Doit-on imposer aux magistrats de l’ordre judiciaire et du ministère public du canton du Valais l’obligation d’annoncer leur éventuelle appartenance à une société secrète, comme le suggère une motion UDC adoptée au Grand Conseil valaisan. La réponse de Jean-Luc Addor, conseiller national UDC de Savièse
Cette question a agité le monde politique valaisan cet automne. En septembre, le Grand Conseil, traitant alors des liens d’intérêts que les députés doivent indiquer, a refusé à une majorité de deux voix (et cinq abstentions…) une proposition pourtant soutenue par son Bureau d’étendre l’obligation d’annonce à l’appartenance à un club service ou une loge maçonnique. En novembre, malgré l’opposition d’une alliance du PLR et de la gauche, une majorité UDC/PDC a en revanche accepté clairement une motion UDC pour une transparence complète dans l’indication des liens d’intérêts. Ce débat a suscité nombre d’interventions de «frères» maçons, qui ont espéré que l’apparition d’une poignée d’entre eux à visage découvert convaincrait les députés valaisans du caractère ouvert et inoffensif d’une franc-maçonnerie qui, pourtant, à diverses occasion, n’a pas fait mystère de ses ambitions d’influence.

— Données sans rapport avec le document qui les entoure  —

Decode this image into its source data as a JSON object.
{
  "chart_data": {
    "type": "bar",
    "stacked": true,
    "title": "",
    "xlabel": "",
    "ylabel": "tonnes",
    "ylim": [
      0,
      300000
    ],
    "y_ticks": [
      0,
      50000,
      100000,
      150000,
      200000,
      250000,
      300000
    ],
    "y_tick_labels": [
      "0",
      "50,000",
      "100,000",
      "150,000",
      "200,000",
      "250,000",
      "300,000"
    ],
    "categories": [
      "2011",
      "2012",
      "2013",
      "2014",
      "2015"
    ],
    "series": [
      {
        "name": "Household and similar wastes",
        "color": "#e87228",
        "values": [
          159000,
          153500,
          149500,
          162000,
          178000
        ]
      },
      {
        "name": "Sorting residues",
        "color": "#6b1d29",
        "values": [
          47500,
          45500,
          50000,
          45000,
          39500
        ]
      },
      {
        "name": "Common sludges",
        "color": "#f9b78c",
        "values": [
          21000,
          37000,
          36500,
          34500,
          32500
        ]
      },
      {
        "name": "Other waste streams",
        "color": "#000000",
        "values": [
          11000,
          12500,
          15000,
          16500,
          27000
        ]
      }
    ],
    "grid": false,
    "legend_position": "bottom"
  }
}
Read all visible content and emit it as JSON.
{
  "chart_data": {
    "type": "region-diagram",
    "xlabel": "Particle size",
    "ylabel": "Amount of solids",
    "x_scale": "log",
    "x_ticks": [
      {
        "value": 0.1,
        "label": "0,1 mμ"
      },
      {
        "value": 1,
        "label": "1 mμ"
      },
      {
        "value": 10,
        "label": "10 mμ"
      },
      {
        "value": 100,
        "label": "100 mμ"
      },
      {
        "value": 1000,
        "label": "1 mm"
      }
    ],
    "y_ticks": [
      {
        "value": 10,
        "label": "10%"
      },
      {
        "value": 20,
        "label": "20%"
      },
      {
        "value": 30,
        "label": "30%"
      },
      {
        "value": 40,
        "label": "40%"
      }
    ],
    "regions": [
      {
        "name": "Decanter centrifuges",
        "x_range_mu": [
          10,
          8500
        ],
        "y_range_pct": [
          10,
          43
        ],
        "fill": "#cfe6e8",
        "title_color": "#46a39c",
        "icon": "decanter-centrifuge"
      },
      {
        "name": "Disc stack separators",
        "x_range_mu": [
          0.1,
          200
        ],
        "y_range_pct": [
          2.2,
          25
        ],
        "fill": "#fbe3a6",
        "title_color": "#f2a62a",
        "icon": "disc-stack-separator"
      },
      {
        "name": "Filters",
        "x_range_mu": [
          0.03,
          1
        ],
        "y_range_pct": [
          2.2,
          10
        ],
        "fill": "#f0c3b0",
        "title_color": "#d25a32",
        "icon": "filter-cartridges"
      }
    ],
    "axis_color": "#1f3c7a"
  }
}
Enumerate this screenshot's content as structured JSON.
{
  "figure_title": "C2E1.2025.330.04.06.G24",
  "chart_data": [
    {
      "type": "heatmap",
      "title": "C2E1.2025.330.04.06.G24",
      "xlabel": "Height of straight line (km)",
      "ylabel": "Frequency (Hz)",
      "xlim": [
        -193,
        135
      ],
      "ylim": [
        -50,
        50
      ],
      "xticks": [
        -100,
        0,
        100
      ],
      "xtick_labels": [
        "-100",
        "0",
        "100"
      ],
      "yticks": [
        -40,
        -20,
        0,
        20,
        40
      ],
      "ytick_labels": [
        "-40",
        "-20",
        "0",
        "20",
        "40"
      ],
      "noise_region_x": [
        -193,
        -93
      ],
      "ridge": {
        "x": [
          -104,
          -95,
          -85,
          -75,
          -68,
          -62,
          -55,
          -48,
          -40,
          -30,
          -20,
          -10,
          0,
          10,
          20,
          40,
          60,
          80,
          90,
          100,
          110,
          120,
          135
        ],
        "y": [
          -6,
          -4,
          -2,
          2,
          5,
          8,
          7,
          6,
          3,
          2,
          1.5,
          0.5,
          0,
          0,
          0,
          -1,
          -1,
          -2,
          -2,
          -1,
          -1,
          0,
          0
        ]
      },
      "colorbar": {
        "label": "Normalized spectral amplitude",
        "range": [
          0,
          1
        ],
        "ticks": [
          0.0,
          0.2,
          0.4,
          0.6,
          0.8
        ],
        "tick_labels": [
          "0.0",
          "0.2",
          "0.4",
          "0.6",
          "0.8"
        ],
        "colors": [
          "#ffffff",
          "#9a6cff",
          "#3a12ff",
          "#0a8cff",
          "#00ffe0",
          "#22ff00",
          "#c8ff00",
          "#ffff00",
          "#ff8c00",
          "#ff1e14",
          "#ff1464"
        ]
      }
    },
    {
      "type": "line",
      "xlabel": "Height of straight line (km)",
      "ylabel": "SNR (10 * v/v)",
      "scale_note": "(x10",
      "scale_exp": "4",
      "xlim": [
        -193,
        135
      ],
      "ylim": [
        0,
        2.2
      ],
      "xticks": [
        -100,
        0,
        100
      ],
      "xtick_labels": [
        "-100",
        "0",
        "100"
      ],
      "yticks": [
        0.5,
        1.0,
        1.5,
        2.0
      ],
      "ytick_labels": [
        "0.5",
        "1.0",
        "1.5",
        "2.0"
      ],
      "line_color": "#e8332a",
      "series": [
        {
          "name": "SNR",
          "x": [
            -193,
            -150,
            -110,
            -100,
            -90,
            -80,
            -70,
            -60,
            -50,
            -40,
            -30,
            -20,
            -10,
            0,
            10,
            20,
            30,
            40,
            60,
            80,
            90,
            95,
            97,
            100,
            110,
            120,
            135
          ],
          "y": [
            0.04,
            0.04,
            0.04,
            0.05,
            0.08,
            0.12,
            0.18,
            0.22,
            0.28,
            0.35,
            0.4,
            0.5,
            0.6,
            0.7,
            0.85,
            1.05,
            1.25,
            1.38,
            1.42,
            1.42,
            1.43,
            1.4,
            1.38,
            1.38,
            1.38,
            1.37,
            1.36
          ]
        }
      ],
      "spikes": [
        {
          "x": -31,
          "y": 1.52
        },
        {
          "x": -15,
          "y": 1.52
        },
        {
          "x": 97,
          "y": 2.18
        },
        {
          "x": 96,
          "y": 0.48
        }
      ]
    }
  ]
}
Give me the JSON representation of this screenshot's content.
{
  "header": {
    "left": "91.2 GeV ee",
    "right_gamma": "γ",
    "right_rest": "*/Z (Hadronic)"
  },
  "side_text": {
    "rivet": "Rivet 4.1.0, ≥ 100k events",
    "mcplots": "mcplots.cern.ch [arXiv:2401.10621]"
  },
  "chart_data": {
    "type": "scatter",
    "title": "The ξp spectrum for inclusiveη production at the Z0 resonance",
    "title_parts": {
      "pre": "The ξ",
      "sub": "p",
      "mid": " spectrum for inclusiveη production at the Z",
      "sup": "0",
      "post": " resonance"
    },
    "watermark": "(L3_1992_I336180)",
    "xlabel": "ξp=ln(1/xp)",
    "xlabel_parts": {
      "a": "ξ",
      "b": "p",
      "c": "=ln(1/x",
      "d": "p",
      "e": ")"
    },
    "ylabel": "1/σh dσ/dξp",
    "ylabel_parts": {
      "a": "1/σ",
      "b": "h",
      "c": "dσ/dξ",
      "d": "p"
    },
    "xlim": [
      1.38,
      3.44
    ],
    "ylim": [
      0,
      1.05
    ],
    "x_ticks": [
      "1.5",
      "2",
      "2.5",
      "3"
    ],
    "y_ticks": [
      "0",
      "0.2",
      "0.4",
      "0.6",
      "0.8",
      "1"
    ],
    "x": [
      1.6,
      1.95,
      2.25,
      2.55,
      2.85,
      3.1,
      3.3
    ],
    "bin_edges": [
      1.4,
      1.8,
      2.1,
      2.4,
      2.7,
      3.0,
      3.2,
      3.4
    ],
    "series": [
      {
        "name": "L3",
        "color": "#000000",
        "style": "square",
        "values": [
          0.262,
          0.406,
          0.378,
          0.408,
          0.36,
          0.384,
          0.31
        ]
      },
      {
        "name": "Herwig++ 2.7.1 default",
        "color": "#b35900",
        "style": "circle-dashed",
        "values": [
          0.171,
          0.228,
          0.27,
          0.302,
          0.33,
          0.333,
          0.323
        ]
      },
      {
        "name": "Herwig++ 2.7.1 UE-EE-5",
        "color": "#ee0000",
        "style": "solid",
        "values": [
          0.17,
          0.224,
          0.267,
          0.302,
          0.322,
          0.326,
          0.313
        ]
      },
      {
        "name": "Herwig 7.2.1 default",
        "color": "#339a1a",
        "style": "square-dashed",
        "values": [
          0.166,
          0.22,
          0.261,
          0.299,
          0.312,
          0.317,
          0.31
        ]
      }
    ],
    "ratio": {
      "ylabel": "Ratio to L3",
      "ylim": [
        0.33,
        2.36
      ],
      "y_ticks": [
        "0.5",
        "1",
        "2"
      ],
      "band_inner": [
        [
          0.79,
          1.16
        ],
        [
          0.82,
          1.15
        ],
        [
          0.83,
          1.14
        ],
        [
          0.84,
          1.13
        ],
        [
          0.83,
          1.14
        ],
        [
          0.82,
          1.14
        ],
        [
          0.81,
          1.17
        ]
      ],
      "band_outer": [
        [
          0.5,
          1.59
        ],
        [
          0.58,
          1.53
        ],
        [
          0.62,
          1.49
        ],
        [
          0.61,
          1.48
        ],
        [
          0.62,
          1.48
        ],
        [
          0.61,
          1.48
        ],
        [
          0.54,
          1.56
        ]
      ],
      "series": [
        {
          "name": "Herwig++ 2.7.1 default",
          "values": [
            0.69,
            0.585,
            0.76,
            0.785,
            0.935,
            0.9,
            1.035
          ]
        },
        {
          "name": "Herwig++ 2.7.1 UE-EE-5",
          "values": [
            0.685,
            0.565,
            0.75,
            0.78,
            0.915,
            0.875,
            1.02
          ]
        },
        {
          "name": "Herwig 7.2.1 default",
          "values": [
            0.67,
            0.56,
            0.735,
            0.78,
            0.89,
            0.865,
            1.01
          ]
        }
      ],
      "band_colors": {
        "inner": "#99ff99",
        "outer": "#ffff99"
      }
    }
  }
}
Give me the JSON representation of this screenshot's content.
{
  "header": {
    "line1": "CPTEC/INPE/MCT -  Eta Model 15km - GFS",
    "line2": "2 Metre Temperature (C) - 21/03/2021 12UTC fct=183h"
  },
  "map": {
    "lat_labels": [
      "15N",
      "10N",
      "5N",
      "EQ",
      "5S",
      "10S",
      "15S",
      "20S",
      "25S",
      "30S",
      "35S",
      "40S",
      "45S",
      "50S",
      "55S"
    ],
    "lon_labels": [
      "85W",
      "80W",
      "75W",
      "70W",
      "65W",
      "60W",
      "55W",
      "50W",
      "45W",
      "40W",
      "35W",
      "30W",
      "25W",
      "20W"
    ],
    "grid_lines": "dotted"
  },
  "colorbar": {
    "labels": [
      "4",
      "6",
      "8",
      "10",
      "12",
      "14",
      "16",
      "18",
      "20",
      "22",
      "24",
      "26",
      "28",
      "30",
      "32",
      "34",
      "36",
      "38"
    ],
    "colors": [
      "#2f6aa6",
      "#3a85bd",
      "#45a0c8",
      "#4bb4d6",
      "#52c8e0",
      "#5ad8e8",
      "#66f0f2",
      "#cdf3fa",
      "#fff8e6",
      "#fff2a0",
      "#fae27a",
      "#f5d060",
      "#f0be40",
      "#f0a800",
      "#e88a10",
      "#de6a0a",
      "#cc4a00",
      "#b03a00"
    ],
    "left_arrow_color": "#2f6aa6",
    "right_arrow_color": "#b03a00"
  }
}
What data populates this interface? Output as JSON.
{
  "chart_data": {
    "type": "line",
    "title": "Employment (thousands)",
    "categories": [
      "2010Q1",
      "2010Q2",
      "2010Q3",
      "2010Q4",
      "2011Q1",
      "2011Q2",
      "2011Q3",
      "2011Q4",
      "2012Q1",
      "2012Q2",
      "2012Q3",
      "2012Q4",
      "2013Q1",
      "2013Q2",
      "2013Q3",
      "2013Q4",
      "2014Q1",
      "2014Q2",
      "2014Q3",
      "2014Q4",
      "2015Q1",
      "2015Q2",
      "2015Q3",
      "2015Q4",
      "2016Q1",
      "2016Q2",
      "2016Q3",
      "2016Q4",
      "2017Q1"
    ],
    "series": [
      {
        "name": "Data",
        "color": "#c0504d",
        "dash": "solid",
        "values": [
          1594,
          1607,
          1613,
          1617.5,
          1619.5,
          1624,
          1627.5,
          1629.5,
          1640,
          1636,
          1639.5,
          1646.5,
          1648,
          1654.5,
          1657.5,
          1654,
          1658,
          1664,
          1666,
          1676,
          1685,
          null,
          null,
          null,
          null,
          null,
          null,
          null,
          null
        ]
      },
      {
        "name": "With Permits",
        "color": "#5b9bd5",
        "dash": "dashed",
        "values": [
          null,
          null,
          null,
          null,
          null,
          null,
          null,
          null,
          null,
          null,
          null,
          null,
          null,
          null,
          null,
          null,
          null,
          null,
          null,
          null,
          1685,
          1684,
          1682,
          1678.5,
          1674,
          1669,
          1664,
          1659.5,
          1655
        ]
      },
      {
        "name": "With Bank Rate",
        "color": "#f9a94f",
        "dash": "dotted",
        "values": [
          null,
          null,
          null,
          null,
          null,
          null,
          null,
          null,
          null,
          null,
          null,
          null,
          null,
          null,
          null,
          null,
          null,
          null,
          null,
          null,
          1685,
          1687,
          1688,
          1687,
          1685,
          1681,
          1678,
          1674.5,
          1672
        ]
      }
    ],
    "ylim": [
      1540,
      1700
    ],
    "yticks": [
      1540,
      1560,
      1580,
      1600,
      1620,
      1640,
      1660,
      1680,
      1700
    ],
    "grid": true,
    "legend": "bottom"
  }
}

L’UDC ne méconnaît pas l’enseignement de l’Eglise catholique, qui considère l’appartenance à une loge comme incompatible avec l’enseignement chrétien. Elle dont les statuts se réfèrent expressément au droit naturel et chrétien, n’ignore pas que l’ésotérisme de l’idéologie maçonnique, avec les rites initiatiques qui l’accompagnent, le primat et l’autonomie proclamés de la raison par rapport à toute vérité révélée, entre autres, ne correspondent pas à cet enseignement. Toutefois, la motion UDC, loin de faire la fixation que d’aucuns lui prêtent sur la franc-maçonnerie, a voulu appréhender des problématiques qui vont au-delà et qui touchent au fonctionnement de l’Etat et particulièrement de cette institution essentielle qu’est la Justice: celle de la transparence et des sociétés secrètes, ce que les loges sont incontestablement (essayez simplement de demander à un maçon la liste de ses «frères» ou l’accès au rituel d’initiation…).
La transparence est dans tous les discours, à commencer par ceux de la gauche. Elle est également consacrée par la loi, qui en fait un principe fondamental de l’activité de l’Etat. Elle en garantit en effet la crédibilité. Il ne s’agit pas de mettre tout le monde à nu, mais simplement de faire en sorte que les élus et les magistrats agissent en pleine lumière; dans ce sens, il est bon que les citoyens connaissent les intérêts et – c’est le sujet – les fidélités qui lient leurs représentants. Or, en Valais, l’obligation d’indiquer les liens d’intérêts n’incombe en l’état qu’aux députés et aux conseillers d’Etat. Et dans un contexte où la Justice valaisanne fait face à certaines critiques, à l’heure où le Valais se dirige sans doute vers la création d’un conseil de la magistrature, l’UDC, suivie par le Conseil d’Etat et par le PDC, estime normal que cette obligation d’annonce soit étendue aux magistrats de l’Ordre judiciaire et du Ministère public.
Pour les juges et les procureurs, cette obligation prend un sens tout particulier. En effet, l’absence de toute indication de liens d’intérêts empêche une mise en œuvre efficace des dispositions légales relatives à la récusation. Comment, en effet, être en mesure de demander la récusation d’un magistrat dont on ignore et qui tient cachés ses liens avec une partie au procès? Sous cet angle, c’est donc rien moins que la garantie constitutionnelle d’impartialité qui est en jeu.
Quant au champ d’application de l’obligation d’annonce, est-il suffisant de le limiter à tout ce qui est public comme les conseils d’administration? L’UDC estime que non. Car le fait, pour un magistrat, d’appartenir à une société secrète, d’être lié par un serment obscur, c’est la quintessence de l’opacité, une opacité que le procureur français Eric de Mongolfier a dû affronter lorsqu’il a été envoyé au Parquet de Nice, alors réputé pour ses collusions maçonniques. C’est cela que l’UDC veut éviter, dans l’intérêt des citoyens, des justiciables qui ont droit à une Justice réellement indépendante et crédible.
Car enfin, qui a peur de la lumière? Ou peut-être, qui a intérêt à travailler dans l’ombre?